By requiring financial institutions to open up their data to third parties, provided the customer had given explicit consent, PSD2 was an important step towards Open Banking. At the same time, advances in Application Programming Interfaces (APIs), which standardise connections between different systems, allowed firms to access and exchange financial information more easily.
It’s estimated that four million UK consumers and half the UK’s small businesses now use services powered by Open Banking technology [1]. Momentum has particularly increased over the past 18 months due to our greater use of digital channels driven by Covid-19 lockdowns and restrictions.

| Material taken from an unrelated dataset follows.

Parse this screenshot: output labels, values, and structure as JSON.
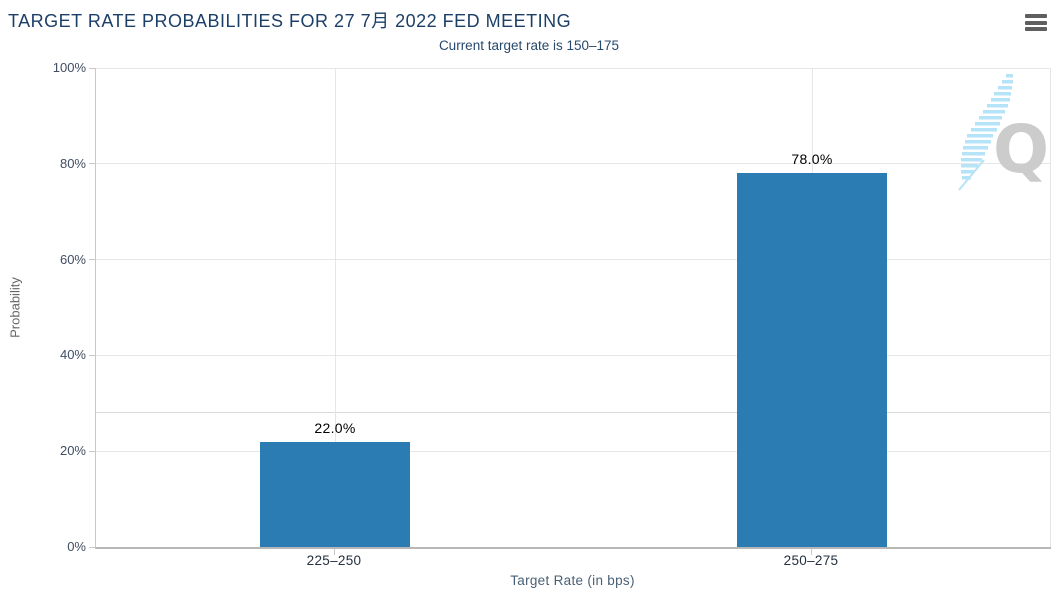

More than half of UK lenders adopted Open Banking technology in the 12 months to February 2021, according to Experian. Its own Open Data platform took more than 188 million data sharing requests in February 2021, up from 47 million in the same month a year earlier [2].
Opening up
Of course, Open Banking isn’t just about banking. The possibilities offered were demonstrated early in the pandemic when a group of UK fintechs created the Covid Credit platform [3]. This used Open Banking data to help self-employed and ‘gig economy’ workers prove their incomes so that they could access the government support they needed.
For financial advisers, greater access to customer financial data can be used to deliver truly holistic advice. By using Open Banking tools, advisers can gain a clearer picture of the client’s finances. It can reveal held-away assets to provide a better understanding of the client’s total wealth: in the first three weeks after the launch of intelliflo’s Open Banking service, advisers uncovered £20m worth of hidden client assets! Advisers can also get up-to-date banking and credit data for clients such as mortgage applicants, and gain an accurate, up-to-date view of clients’ incomings and outgoings from current and savings accounts as well as credit cards, while seeing fluctuations in client assets or income can initiate conversations about potential implications and solutions.

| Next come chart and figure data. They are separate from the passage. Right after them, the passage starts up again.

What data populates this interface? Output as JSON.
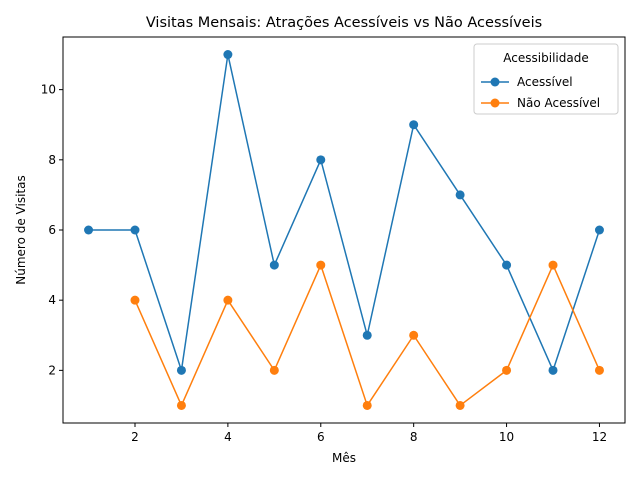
{
  "chart_data": {
    "type": "line",
    "title": "Visitas Mensais: Atrações Acessíveis vs Não Acessíveis",
    "xlabel": "Mês",
    "ylabel": "Número de Visitas",
    "xlim": [
      0.45,
      12.55
    ],
    "ylim": [
      0.5,
      11.5
    ],
    "x_ticks": [
      2,
      4,
      6,
      8,
      10,
      12
    ],
    "y_ticks": [
      2,
      4,
      6,
      8,
      10
    ],
    "grid": false,
    "legend": {
      "title": "Acessibilidade",
      "placement": "upper-right"
    },
    "series": [
      {
        "name": "Acessível",
        "color": "#1f77b4",
        "marker": "circle",
        "x": [
          1,
          2,
          3,
          4,
          5,
          6,
          7,
          8,
          9,
          10,
          11,
          12
        ],
        "y": [
          6,
          6,
          2,
          11,
          5,
          8,
          3,
          9,
          7,
          5,
          2,
          6
        ]
      },
      {
        "name": "Não Acessível",
        "color": "#ff7f0e",
        "marker": "circle",
        "x": [
          2,
          3,
          4,
          5,
          6,
          7,
          8,
          9,
          10,
          11,
          12
        ],
        "y": [
          4,
          1,
          4,
          2,
          5,
          1,
          3,
          1,
          2,
          5,
          2
        ]
      }
    ]
  }
}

The obvious advantage for advisers is the reduced hassle and increased efficiency, creating additional time for direct client work. With Open Banking data to view alongside the investment and pension information already available to advisers, clients can be given a genuinely holistic view of their full financial portfolio. By giving clients that perspective it also encourages greater engagement with the advice process and the wider management of their finances.
Open Banking data can feed into tools such as cashflow modellers, supporting the accuracy of the scenarios developed. For instance, advisers know that the figures that clients provide for details such as regular outgoings and monthly spending are often broad estimates, whereas Open Banking provides easy access to the actual day-to-day picture.
A sharing economy
The possibilities for advisers will increase as consumers become more comfortable with sharing their financial data. The recognition of those advantages helps explain why clients have proved largely willing to allow their adviser access to their account data. They are also reassured by the fact that they can choose which accounts advisers can access, and that they don’t need to share any security information.

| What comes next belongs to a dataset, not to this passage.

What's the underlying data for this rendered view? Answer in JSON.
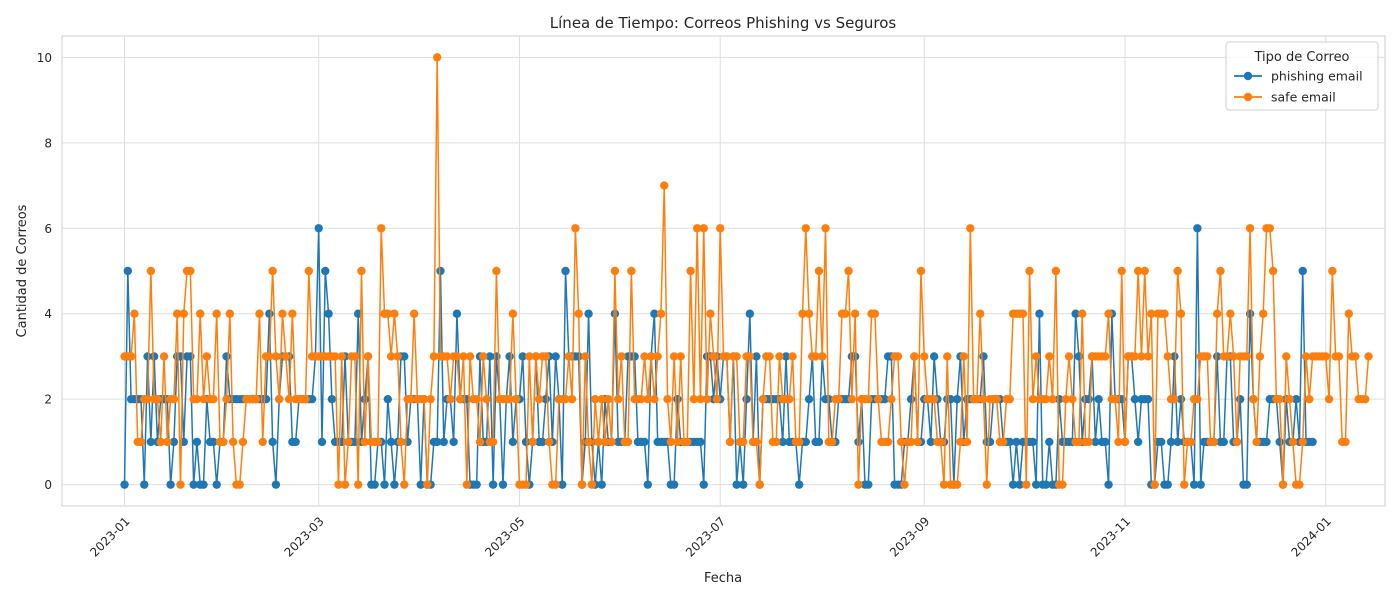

Advisers can also choose how proactive they want to be in using client data. The incentives are certainly there: easy access to data allows advisers to process transactions more quickly, produce accurate, up-to-date reports and provide a detailed overview of the client’s financial position. These benefits will grow, with greater transparency and the ability to share information securely, lowering the barriers to entry and innovation. It paves the way for fintechs and other providers to deliver better customer experiences and for advisers to further demonstrate the value of the service they provide.
As the FCA continues to consult on Open Finance – essentially an extension of Open Banking – we expect to see more developments in the long-term savings and pension space. Open Finance will be a slow evolution, due to valid regulatory and data protection concerns, but it underlines the importance to advisers of engaging with the Open Banking possibilities that already exist.